Q. What about a home’s investment value?

A. Housing is interesting. After the Great Recession, many people moved away from counting on their home as being an investment nest egg. Some  may have  chosen  to  rent instead of buy because of housing downturn.  That was not necessarily bad if they took what they would have spent on a home and created a broader portfolio. However, look at the housing inventory and prices today. The Great Recession was an economic event-driven situation. We had a bubble back then, a housing bubble created by loose lending policies and practices. COVID, unlike the Great Recession, is a heath crisis that had significant economic impact.


Q. Why is that distinction important?

A. During the COVID crisis people invested in their homes as a place to live and work. It was their nest not necessarily their nest egg. Very low interest rates made home ownership more attractive. The supply-chain shock caused  by the pandemic added to the scarcity of new homes thus driving prices even higher.


Q. So there has been a shift, at least among average investors, away from the home as a piggy bank for retirement?

A. Historically, residential real estate has not been a great investment; it has returned less than a bond portfolio over the same period. However, everyone needs housing, and government policy makes it attractive to buy a house. For many, it became the largest investment because by paying your amortizing mortgage you are dollar cost averaging into the purchase of the home. If you had invested the same dollars in an equity portfolio over time, you would have made more money. With housing being a primary human need, people tend to put money there before something less tangible to them such as an investment portfolio.


Q. In terms of wealth creation and Boomer-age business owners realizing the return on a life’s work, are you seeing new clients from that space?

A. Yes, we have seen significant growth in our private client business by managing the proceeds from the sales of our client’s businesses. The Boomer cohort capturing the return on their life’s work has been accelerated by buyers of business having access to capital due to liquidity in the system and the historic low borrowing rates. 


Q. How bad was that cohort of Boomer/Owners hit over the past year, in terms of the values of their enterprises?

A. We saw significant differences to the impact on the value of the business based on industry. It was an environment of haves and have-nots. COVID negatively impacted industries such as travel, entertainment, hospitality, restaurants, hotels and industries that supported those companies.


Q. And the haves?

A. Other enterprises, especially tech, did extremely well.
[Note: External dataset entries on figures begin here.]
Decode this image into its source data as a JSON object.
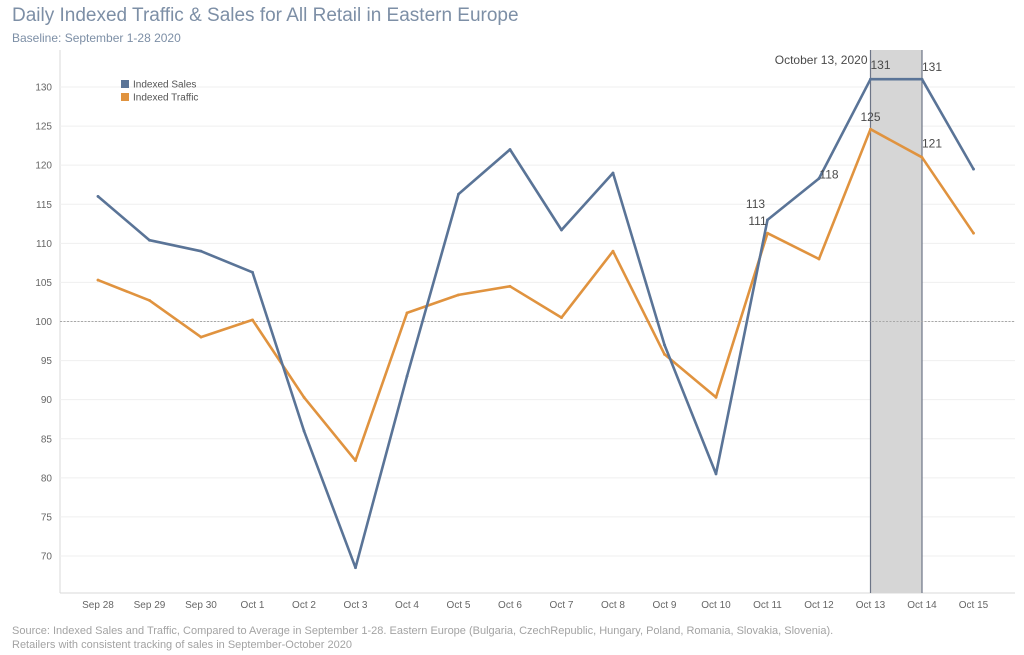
{
  "header": {
    "title": "Daily Indexed Traffic & Sales for All Retail in Eastern Europe",
    "subtitle": "Baseline: September 1-28 2020"
  },
  "footer": {
    "source_line1": "Source: Indexed Sales and Traffic, Compared to Average in September 1-28. Eastern Europe (Bulgaria, CzechRepublic, Hungary, Poland, Romania, Slovakia, Slovenia).",
    "source_line2": "Retailers with consistent tracking of sales in September-October 2020"
  },
  "chart_data": {
    "type": "line",
    "title": "Daily Indexed Traffic & Sales for All Retail in Eastern Europe",
    "subtitle": "Baseline: September 1-28 2020",
    "categories": [
      "Sep 28",
      "Sep 29",
      "Sep 30",
      "Oct 1",
      "Oct 2",
      "Oct 3",
      "Oct 4",
      "Oct 5",
      "Oct 6",
      "Oct 7",
      "Oct 8",
      "Oct 9",
      "Oct 10",
      "Oct 11",
      "Oct 12",
      "Oct 13",
      "Oct 14",
      "Oct 15"
    ],
    "series": [
      {
        "name": "Indexed Sales",
        "color": "#5a7497",
        "values": [
          116,
          110.4,
          109,
          106.3,
          86,
          68.5,
          93,
          116.3,
          122,
          111.7,
          119,
          97,
          80.5,
          113,
          118.3,
          131,
          131,
          119.5
        ]
      },
      {
        "name": "Indexed Traffic",
        "color": "#e0933f",
        "values": [
          105.3,
          102.7,
          98,
          100.2,
          90.3,
          82.2,
          101.1,
          103.4,
          104.5,
          100.5,
          109,
          95.8,
          90.3,
          111.3,
          108,
          124.6,
          121,
          111.3
        ]
      }
    ],
    "ylim": [
      66,
      134
    ],
    "yticks": [
      70,
      75,
      80,
      85,
      90,
      95,
      100,
      105,
      110,
      115,
      120,
      125,
      130
    ],
    "reference_line": 100,
    "highlight": {
      "from": "Oct 13",
      "to": "Oct 14",
      "label": "October 13, 2020"
    },
    "data_labels": [
      {
        "series": "Indexed Sales",
        "category": "Oct 11",
        "text": "113"
      },
      {
        "series": "Indexed Traffic",
        "category": "Oct 11",
        "text": "111"
      },
      {
        "series": "Indexed Sales",
        "category": "Oct 12",
        "text": "118"
      },
      {
        "series": "Indexed Sales",
        "category": "Oct 13",
        "text": "131"
      },
      {
        "series": "Indexed Traffic",
        "category": "Oct 13",
        "text": "125"
      },
      {
        "series": "Indexed Sales",
        "category": "Oct 14",
        "text": "131"
      },
      {
        "series": "Indexed Traffic",
        "category": "Oct 14",
        "text": "121"
      }
    ],
    "legend": {
      "position": "top-left",
      "entries": [
        "Indexed Sales",
        "Indexed Traffic"
      ]
    },
    "grid": true
  }
}
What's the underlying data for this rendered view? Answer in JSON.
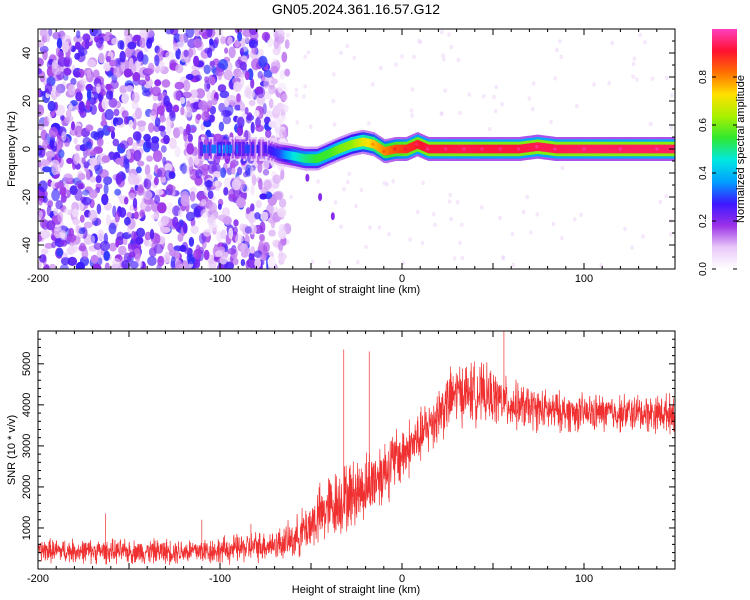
{
  "figure": {
    "title": "GN05.2024.361.16.57.G12"
  },
  "chart_data": [
    {
      "type": "heatmap",
      "xlabel": "Height of straight line (km)",
      "ylabel": "Frequency (Hz)",
      "xlim": [
        -200,
        150
      ],
      "ylim": [
        -50,
        50
      ],
      "xticks": [
        "-200",
        "-100",
        "0",
        "100"
      ],
      "yticks": [
        "-40",
        "-20",
        "0",
        "20",
        "40"
      ],
      "colorbar": {
        "label": "Normalized spectral amplitude",
        "range": [
          0,
          1
        ],
        "ticks": [
          "0.0",
          "0.2",
          "0.4",
          "0.6",
          "0.8"
        ],
        "colors": [
          "#ffffff",
          "#e8c8f8",
          "#9a30e8",
          "#3c18ff",
          "#00a0ff",
          "#00e8e0",
          "#30e830",
          "#a8f000",
          "#ffe000",
          "#ff7000",
          "#ff1030",
          "#ff40c0"
        ]
      },
      "noise_region": {
        "x": [
          -200,
          -63
        ],
        "y": [
          -50,
          50
        ],
        "amplitude": [
          0.05,
          0.3
        ]
      },
      "ridge": [
        {
          "x": -112,
          "y": 0,
          "amp": 0.3
        },
        {
          "x": -100,
          "y": 0,
          "amp": 0.35
        },
        {
          "x": -85,
          "y": 0,
          "amp": 0.3
        },
        {
          "x": -75,
          "y": 0,
          "amp": 0.25
        },
        {
          "x": -68,
          "y": -2,
          "amp": 0.3
        },
        {
          "x": -60,
          "y": -3,
          "amp": 0.45
        },
        {
          "x": -54,
          "y": -4,
          "amp": 0.5
        },
        {
          "x": -47,
          "y": -4,
          "amp": 0.55
        },
        {
          "x": -41,
          "y": -2,
          "amp": 0.55
        },
        {
          "x": -35,
          "y": 0,
          "amp": 0.6
        },
        {
          "x": -28,
          "y": 2,
          "amp": 0.62
        },
        {
          "x": -22,
          "y": 3,
          "amp": 0.7
        },
        {
          "x": -16,
          "y": 2,
          "amp": 0.75
        },
        {
          "x": -10,
          "y": -1,
          "amp": 0.8
        },
        {
          "x": -4,
          "y": 0,
          "amp": 0.85
        },
        {
          "x": 2,
          "y": 0,
          "amp": 0.88
        },
        {
          "x": 8,
          "y": 2,
          "amp": 0.9
        },
        {
          "x": 14,
          "y": 0,
          "amp": 0.92
        },
        {
          "x": 24,
          "y": 0,
          "amp": 0.92
        },
        {
          "x": 34,
          "y": 0,
          "amp": 0.93
        },
        {
          "x": 44,
          "y": 0,
          "amp": 0.92
        },
        {
          "x": 54,
          "y": 0,
          "amp": 0.92
        },
        {
          "x": 64,
          "y": 0,
          "amp": 0.92
        },
        {
          "x": 74,
          "y": 1,
          "amp": 0.93
        },
        {
          "x": 84,
          "y": 0,
          "amp": 0.93
        },
        {
          "x": 100,
          "y": 0,
          "amp": 0.94
        },
        {
          "x": 120,
          "y": 0,
          "amp": 0.94
        },
        {
          "x": 140,
          "y": 0,
          "amp": 0.94
        },
        {
          "x": 150,
          "y": 0,
          "amp": 0.94
        }
      ],
      "mirror_tail": [
        {
          "x": -52,
          "y": -12
        },
        {
          "x": -45,
          "y": -20
        },
        {
          "x": -38,
          "y": -28
        }
      ]
    },
    {
      "type": "line",
      "xlabel": "Height of straight line (km)",
      "ylabel": "SNR (10 * v/v)",
      "xlim": [
        -200,
        150
      ],
      "ylim": [
        0,
        5800
      ],
      "xticks": [
        "-200",
        "-100",
        "0",
        "100"
      ],
      "yticks": [
        "1000",
        "2000",
        "3000",
        "4000",
        "5000"
      ],
      "color": "#f03030",
      "envelope": {
        "x": [
          -200,
          -150,
          -100,
          -80,
          -70,
          -60,
          -50,
          -40,
          -30,
          -20,
          -10,
          0,
          10,
          20,
          30,
          40,
          50,
          60,
          80,
          100,
          120,
          150
        ],
        "mean": [
          450,
          420,
          450,
          550,
          600,
          700,
          1100,
          1500,
          1750,
          2000,
          2400,
          2800,
          3200,
          3800,
          4300,
          4300,
          4200,
          4000,
          3850,
          3800,
          3800,
          3800
        ],
        "spread": [
          350,
          350,
          400,
          450,
          450,
          550,
          800,
          1000,
          1000,
          1000,
          1000,
          900,
          800,
          900,
          900,
          900,
          800,
          700,
          600,
          550,
          550,
          550
        ]
      },
      "spikes": [
        {
          "x": -163,
          "y": 1350
        },
        {
          "x": -110,
          "y": 1200
        },
        {
          "x": -83,
          "y": 1100
        },
        {
          "x": -32,
          "y": 5350
        },
        {
          "x": -18,
          "y": 5300
        },
        {
          "x": 56,
          "y": 5800
        }
      ]
    }
  ]
}
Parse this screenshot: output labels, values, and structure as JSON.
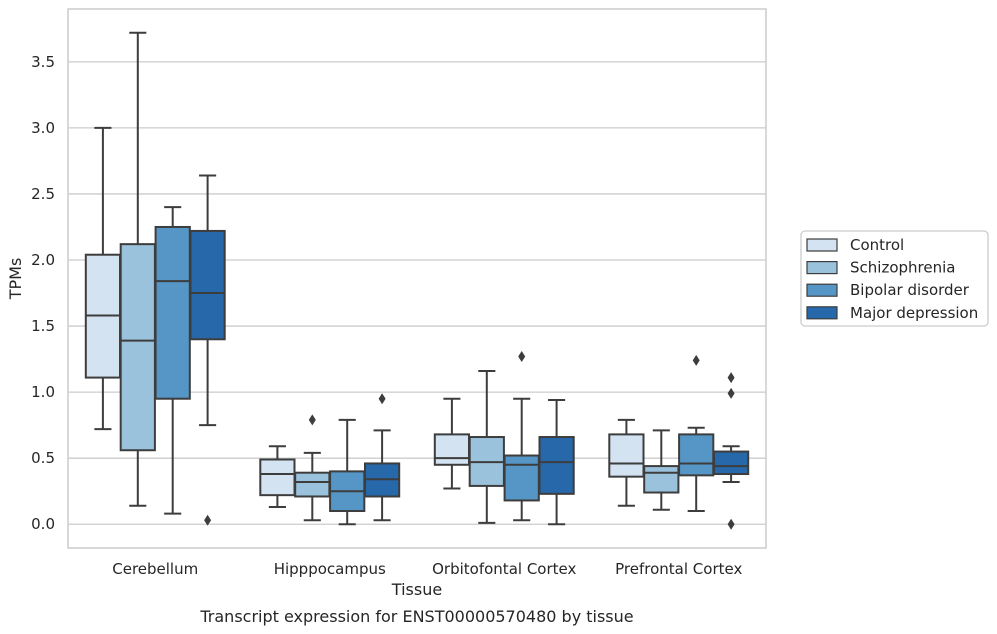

There were a lot of positive things happening in the economy, even with COVID. Both the fiscal and monetary stimulus had a positive impact.  Businesses in general cut expenses where they needed to, invested in new equipment, and a lot of businesses maintained pricing power as evidenced by the near term spike in inflation.


Q. Anything else in your world keeping you up at night or filling you with unbridled optimism?

A. There is a lot of discussion about the positive returns on stocks which has raised questions about whether stocks are overvalued right now. The counter to the thought of stocks being overvalued is although stock prices have risen, so have corporate earnings and earnings growth is accelerating.  In addition, with low interest rates creating a low expected return on bonds and money funds, the investor seeking a return is still motivated to invest in the stock market.  We believe stocks still have room to grow.